When a constructor is called, the class is set up to be an instance of that class but not the derived class. You cannot call into a virtual function of a derived class from a base constructor. By the time you get to the constructor of the most derived class, all of the virtual functions should be safe to call.
If you wish to ensure that someone can't make an incorrect call, define the virtual function in the base class and have it assert and/or throw an exception when it is called.
The rule isn't so much that you need to be in a leaf class as to realize that when you make a member call from Foo::Foo(..), the object is exactly a Foo, even if it's on its way to being a Bar (assuming Foo is derived from Bar and you're constructing a Bar instance).

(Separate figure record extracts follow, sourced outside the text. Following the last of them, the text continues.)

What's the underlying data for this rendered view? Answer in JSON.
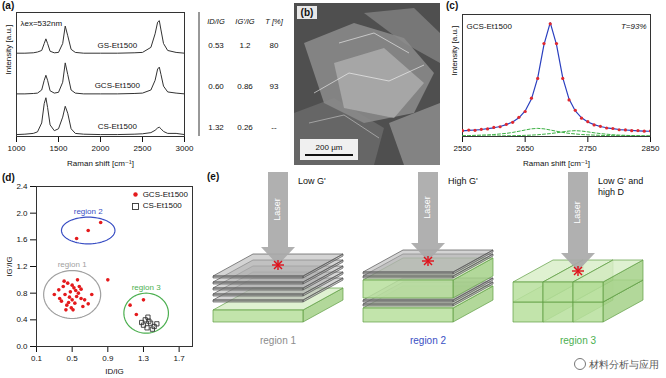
{
  "chart_data": [
    {
      "panel": "(a)",
      "type": "line",
      "annotation": "λex=532nm",
      "xlabel": "Raman shift [cm⁻¹]",
      "ylabel": "Intensity [a.u.]",
      "x": [
        1000,
        1100,
        1200,
        1250,
        1300,
        1330,
        1350,
        1370,
        1400,
        1450,
        1500,
        1550,
        1580,
        1610,
        1650,
        1700,
        1800,
        2000,
        2200,
        2400,
        2500,
        2600,
        2650,
        2680,
        2700,
        2720,
        2750,
        2800,
        2900,
        3000
      ],
      "series": [
        {
          "name": "GS-Et1500",
          "color": "#333333",
          "values": [
            2.15,
            2.15,
            2.16,
            2.18,
            2.22,
            2.4,
            2.52,
            2.4,
            2.2,
            2.16,
            2.17,
            2.4,
            2.85,
            2.6,
            2.25,
            2.17,
            2.15,
            2.15,
            2.15,
            2.16,
            2.17,
            2.3,
            2.65,
            2.95,
            2.99,
            2.75,
            2.4,
            2.22,
            2.17,
            2.15
          ]
        },
        {
          "name": "GCS-Et1500",
          "color": "#333333",
          "values": [
            1.1,
            1.1,
            1.11,
            1.12,
            1.2,
            1.45,
            1.58,
            1.45,
            1.18,
            1.12,
            1.14,
            1.4,
            1.9,
            1.6,
            1.2,
            1.12,
            1.1,
            1.1,
            1.1,
            1.11,
            1.12,
            1.2,
            1.45,
            1.74,
            1.79,
            1.6,
            1.3,
            1.15,
            1.12,
            1.1
          ]
        },
        {
          "name": "CS-Et1500",
          "color": "#333333",
          "values": [
            0.05,
            0.06,
            0.08,
            0.12,
            0.35,
            0.85,
            1.0,
            0.75,
            0.3,
            0.15,
            0.2,
            0.5,
            0.78,
            0.6,
            0.2,
            0.08,
            0.06,
            0.05,
            0.05,
            0.06,
            0.07,
            0.1,
            0.16,
            0.22,
            0.24,
            0.2,
            0.13,
            0.08,
            0.08,
            0.05
          ]
        }
      ],
      "xlim": [
        1000,
        3000
      ],
      "xticks": [
        1000,
        1500,
        2000,
        2500,
        3000
      ],
      "ylim": [
        0,
        3.2
      ],
      "tick_labels": "x"
    },
    {
      "panel": "(c)",
      "type": "line",
      "title": "GCS-Et1500",
      "annotation": "T=93%",
      "xlabel": "Raman shift [cm⁻¹]",
      "ylabel": "Intensity [a.u.]",
      "x": [
        2550,
        2560,
        2570,
        2580,
        2590,
        2600,
        2610,
        2620,
        2630,
        2640,
        2650,
        2660,
        2670,
        2680,
        2690,
        2700,
        2710,
        2720,
        2730,
        2740,
        2750,
        2760,
        2770,
        2780,
        2790,
        2800,
        2810,
        2820,
        2830,
        2840,
        2850
      ],
      "series": [
        {
          "type": "line",
          "color": "#3cb043",
          "line_style": "dashed",
          "values": [
            0.007,
            0.008,
            0.01,
            0.012,
            0.014,
            0.017,
            0.022,
            0.027,
            0.035,
            0.045,
            0.056,
            0.066,
            0.07,
            0.066,
            0.056,
            0.045,
            0.035,
            0.027,
            0.022,
            0.017,
            0.014,
            0.012,
            0.01,
            0.008,
            0.007,
            0.006,
            0.005,
            0.005,
            0.004,
            0.004,
            0.003
          ]
        },
        {
          "type": "line",
          "color": "#3cb043",
          "line_style": "dashed",
          "values": [
            0.002,
            0.003,
            0.003,
            0.003,
            0.004,
            0.004,
            0.005,
            0.006,
            0.007,
            0.008,
            0.01,
            0.012,
            0.015,
            0.02,
            0.025,
            0.032,
            0.04,
            0.047,
            0.05,
            0.047,
            0.04,
            0.032,
            0.025,
            0.02,
            0.015,
            0.012,
            0.01,
            0.008,
            0.007,
            0.006,
            0.005
          ]
        },
        {
          "type": "line",
          "color": "#2a3fbf",
          "line_style": "solid",
          "values": [
            0.049,
            0.052,
            0.056,
            0.06,
            0.067,
            0.075,
            0.086,
            0.102,
            0.125,
            0.161,
            0.22,
            0.322,
            0.505,
            0.79,
            0.98,
            0.79,
            0.505,
            0.322,
            0.22,
            0.161,
            0.125,
            0.102,
            0.086,
            0.075,
            0.067,
            0.06,
            0.056,
            0.052,
            0.049,
            0.047,
            0.045
          ]
        },
        {
          "type": "scatter",
          "color": "#e0282e",
          "marker": "circle",
          "values": [
            0.05,
            0.055,
            0.053,
            0.062,
            0.065,
            0.078,
            0.084,
            0.105,
            0.122,
            0.165,
            0.215,
            0.33,
            0.5,
            0.8,
            0.97,
            0.8,
            0.5,
            0.315,
            0.225,
            0.158,
            0.128,
            0.1,
            0.088,
            0.073,
            0.069,
            0.058,
            0.057,
            0.05,
            0.051,
            0.046,
            0.047
          ]
        }
      ],
      "xlim": [
        2550,
        2850
      ],
      "xticks": [
        2550,
        2650,
        2750,
        2850
      ],
      "ylim": [
        0,
        1.05
      ],
      "tick_labels": "x"
    },
    {
      "panel": "(d)",
      "type": "scatter",
      "xlabel": "ID/IG",
      "ylabel": "IG'/IG",
      "legend": "top-right",
      "series": [
        {
          "name": "GCS-Et1500",
          "color": "#e41a1c",
          "marker": "circle",
          "x": [
            0.35,
            0.4,
            0.42,
            0.45,
            0.48,
            0.5,
            0.52,
            0.55,
            0.38,
            0.44,
            0.47,
            0.5,
            0.53,
            0.57,
            0.6,
            0.62,
            0.3,
            0.36,
            0.41,
            0.46,
            0.49,
            0.54,
            0.58,
            0.64,
            0.68,
            0.72,
            0.43,
            0.51,
            0.56,
            0.6,
            0.55,
            0.68,
            0.82,
            1.15,
            1.22,
            1.3,
            0.9
          ],
          "values": [
            0.85,
            0.9,
            0.78,
            0.95,
            0.82,
            0.7,
            0.88,
            0.75,
            0.68,
            0.62,
            0.74,
            0.92,
            0.65,
            0.8,
            0.72,
            0.6,
            0.78,
            0.72,
            0.98,
            0.66,
            0.58,
            0.84,
            0.9,
            0.7,
            0.64,
            0.78,
            0.55,
            0.55,
            1.0,
            0.86,
            1.62,
            1.74,
            1.86,
            0.62,
            0.48,
            0.7,
            1.0
          ]
        },
        {
          "name": "CS-Et1500",
          "color": "#333333",
          "marker": "square",
          "x": [
            1.3,
            1.34,
            1.38,
            1.42,
            1.32,
            1.36,
            1.4,
            1.45,
            1.35,
            1.28
          ],
          "values": [
            0.32,
            0.28,
            0.35,
            0.3,
            0.4,
            0.38,
            0.26,
            0.34,
            0.44,
            0.36
          ]
        }
      ],
      "regions": [
        {
          "label": "region 1",
          "color": "#a0a0a0",
          "center": [
            0.5,
            0.78
          ],
          "radii": [
            0.32,
            0.36
          ]
        },
        {
          "label": "region 2",
          "color": "#3a4fc4",
          "center": [
            0.68,
            1.74
          ],
          "radii": [
            0.3,
            0.2
          ]
        },
        {
          "label": "region 3",
          "color": "#4caf50",
          "center": [
            1.33,
            0.5
          ],
          "radii": [
            0.25,
            0.3
          ]
        }
      ],
      "xlim": [
        0.1,
        1.85
      ],
      "xticks": [
        0.1,
        0.5,
        0.9,
        1.3,
        1.7
      ],
      "ylim": [
        0,
        2.4
      ],
      "yticks": [
        {
          "value": 0,
          "label": "0.0"
        },
        0.4,
        0.8,
        1.2,
        1.6,
        {
          "value": 2,
          "label": "2.0"
        },
        2.4
      ]
    }
  ],
  "table": {
    "columns": [
      "ID/IG",
      "IG'/IG",
      "T [%]"
    ],
    "rows": [
      [
        "0.53",
        "1.2",
        "80"
      ],
      [
        "0.60",
        "0.86",
        "93"
      ],
      [
        "1.32",
        "0.26",
        "--"
      ]
    ]
  },
  "image": {
    "panel": "(b)",
    "scale_bar": "200 µm"
  },
  "diagram": {
    "panel": "(e)",
    "arrow_label": "Laser",
    "items": [
      {
        "caption": "Low G'",
        "label": "region 1",
        "color": "#8c8c8c"
      },
      {
        "caption": "High G'",
        "label": "region 2",
        "color": "#3a4fc4"
      },
      {
        "caption": "Low G' and high D",
        "label": "region 3",
        "color": "#4caf50"
      }
    ]
  },
  "watermark": "材料分析与应用"
}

That's 100% reliable.
Otherwise, the fact that the member is virtual isn't all that significant. There are other pitfalls that happen just as well with non-virtual functions: if you were to call a virtual or non-virtual method that assumed the object was completely constructed but called it within the constructor before that was the case, you'd also have problems. These are just hard cases to pin down because not only must the function you call be okay, all the functions it calls must be okay.
It doesn't sound like you have a problem, it's just one of those places prone for errors to crop up.